Man's misfortune stems from the fact that he does not want to stay in the room where he belongs. Pascal said that. And Pascal was a great man, a Frangipani of the intellect, a real craftsman, so to speak, and no one wants one of those anymore.
He believed that by collecting these written formulas, he could exorcise the terrible creative chaos erupting from his apprentice.
But by using the obligatory measuring glasses and scales, he learned the language of perfumery, and he sensed instinctively that the knowledge of this language could be of service to him.
... he clapped his hands and called his servants, who were invisible, intangible, inaudible, and above all inodorous, and thus totally imaginary servants...
“You will realize for the first time in your life that you are a human being; not a particularly extraordinary or in any fashion distinguished one, but nevertheless a perfectly acceptable human being.”
For people could close their eyes to greatness, to horrors, to beauty, and their ears to melodies or deceiving words. But they could not escape scent. For scent was a brother of breath... He who ruled scent ruled the hearts of men.
No, he wanted truly to possess the scent of this girl behind the wall; to peel it from her like skin and to make her scent his own.
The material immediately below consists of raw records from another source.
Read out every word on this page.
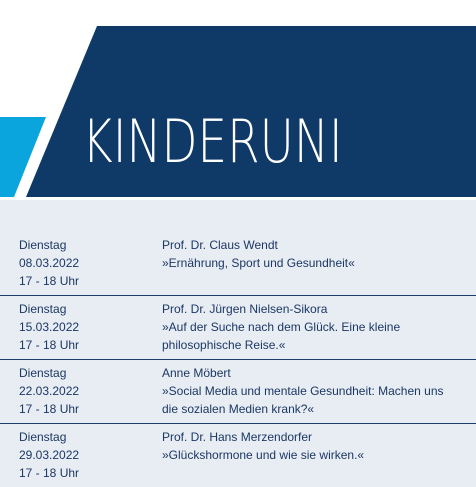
KINDERUNI
Dienstag
08.03.2022
17 - 18 Uhr
Prof. Dr. Claus Wendt
»Ernährung, Sport und Gesundheit«
Dienstag
15.03.2022
17 - 18 Uhr
Prof. Dr. Jürgen Nielsen-Sikora
»Auf der Suche nach dem Glück. Eine kleine philosophische Reise.«
Dienstag
22.03.2022
17 - 18 Uhr
Anne Möbert
»Social Media und mentale Gesundheit: Machen uns die sozialen Medien krank?«
Dienstag
29.03.2022
17 - 18 Uhr
Prof. Dr. Hans Merzendorfer
»Glückshormone und wie sie wirken.«
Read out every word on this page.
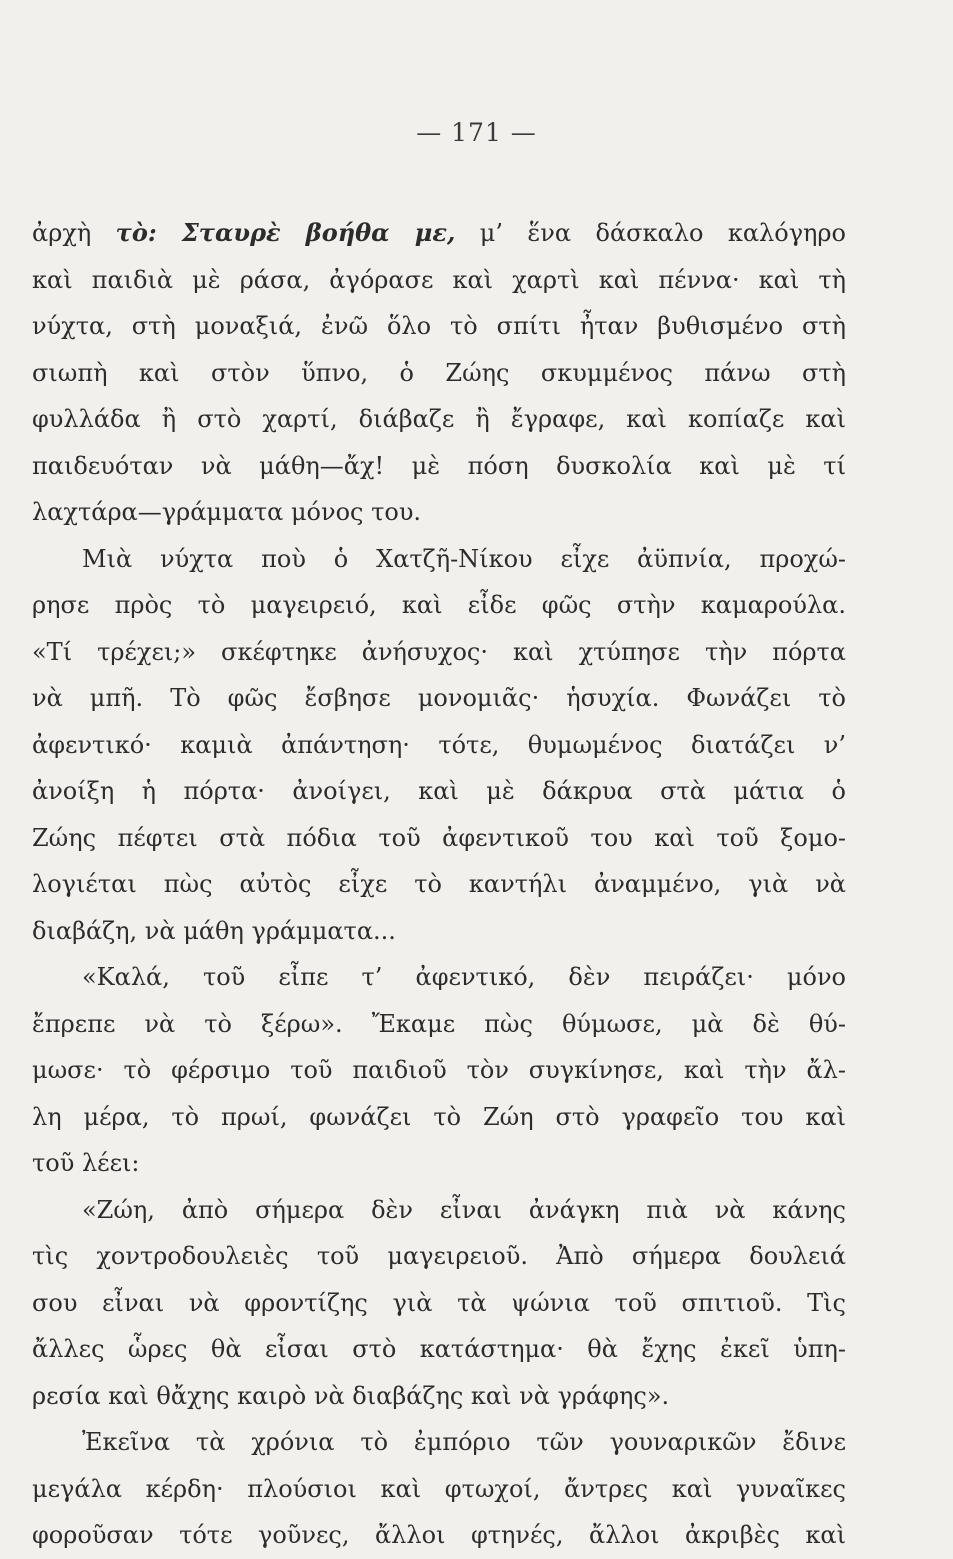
— 171 —
ἀρχὴ τὸ: Σταυρὲ βοήθα με, μ’ ἕνα δάσκαλο καλόγηρο
καὶ παιδιὰ μὲ ράσα, ἀγόρασε καὶ χαρτὶ καὶ πέννα· καὶ τὴ
νύχτα, στὴ μοναξιά, ἐνῶ ὅλο τὸ σπίτι ἦταν βυθισμένο στὴ
σιωπὴ καὶ στὸν ὕπνο, ὁ Ζώης σκυμμένος πάνω στὴ
φυλλάδα ἢ στὸ χαρτί, διάβαζε ἢ ἔγραφε, καὶ κοπίαζε καὶ
παιδευόταν νὰ μάθη—ἄχ! μὲ πόση δυσκολία καὶ μὲ τί
λαχτάρα—γράμματα μόνος του.
Μιὰ νύχτα ποὺ ὁ Χατζῆ-Νίκου εἶχε ἀϋπνία, προχώ-
ρησε πρὸς τὸ μαγειρειό, καὶ εἶδε φῶς στὴν καμαρούλα.
«Τί τρέχει;» σκέφτηκε ἀνήσυχος· καὶ χτύπησε τὴν πόρτα
νὰ μπῆ. Τὸ φῶς ἔσβησε μονομιᾶς· ἡσυχία. Φωνάζει τὸ
ἀφεντικό· καμιὰ ἀπάντηση· τότε, θυμωμένος διατάζει ν’
ἀνοίξη ἡ πόρτα· ἀνοίγει, καὶ μὲ δάκρυα στὰ μάτια ὁ
Ζώης πέφτει στὰ πόδια τοῦ ἀφεντικοῦ του καὶ τοῦ ξομο-
λογιέται πὼς αὐτὸς εἶχε τὸ καντήλι ἀναμμένο, γιὰ νὰ
διαβάζη, νὰ μάθη γράμματα...
«Καλά, τοῦ εἶπε τ’ ἀφεντικό, δὲν πειράζει· μόνο
ἔπρεπε νὰ τὸ ξέρω». Ἔκαμε πὼς θύμωσε, μὰ δὲ θύ-
μωσε· τὸ φέρσιμο τοῦ παιδιοῦ τὸν συγκίνησε, καὶ τὴν ἄλ-
λη μέρα, τὸ πρωί, φωνάζει τὸ Ζώη στὸ γραφεῖο του καὶ
τοῦ λέει:
«Ζώη, ἀπὸ σήμερα δὲν εἶναι ἀνάγκη πιὰ νὰ κάνης
τὶς χοντροδουλειὲς τοῦ μαγειρειοῦ. Ἀπὸ σήμερα δουλειά
σου εἶναι νὰ φροντίζης γιὰ τὰ ψώνια τοῦ σπιτιοῦ. Τὶς
ἄλλες ὧρες θὰ εἶσαι στὸ κατάστημα· θὰ ἔχης ἐκεῖ ὑπη-
ρεσία καὶ θἄχης καιρὸ νὰ διαβάζης καὶ νὰ γράφης».
Ἐκεῖνα τὰ χρόνια τὸ ἐμπόριο τῶν γουναρικῶν ἔδινε
μεγάλα κέρδη· πλούσιοι καὶ φτωχοί, ἄντρες καὶ γυναῖκες
φοροῦσαν τότε γοῦνες, ἄλλοι φτηνές, ἄλλοι ἀκριβὲς καὶ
How that was to be done, he did not know yet. But he had two years in which to learn. Ultimately it ought to be no more difficult than robbing a rare flower of its perfume.
He was also disgusted by the murderer. He did not want to regard him as a human being, but only as a victim to be slaughtered.
He was in very truth his own God, and a more splendid God than the God that stank of incense and was quartered in churches.
And though his perfume might allow him to appear before the world as a god—if he could not smell himself and thus never know who he was, to hell with it, with the world, with himself, with his perfume.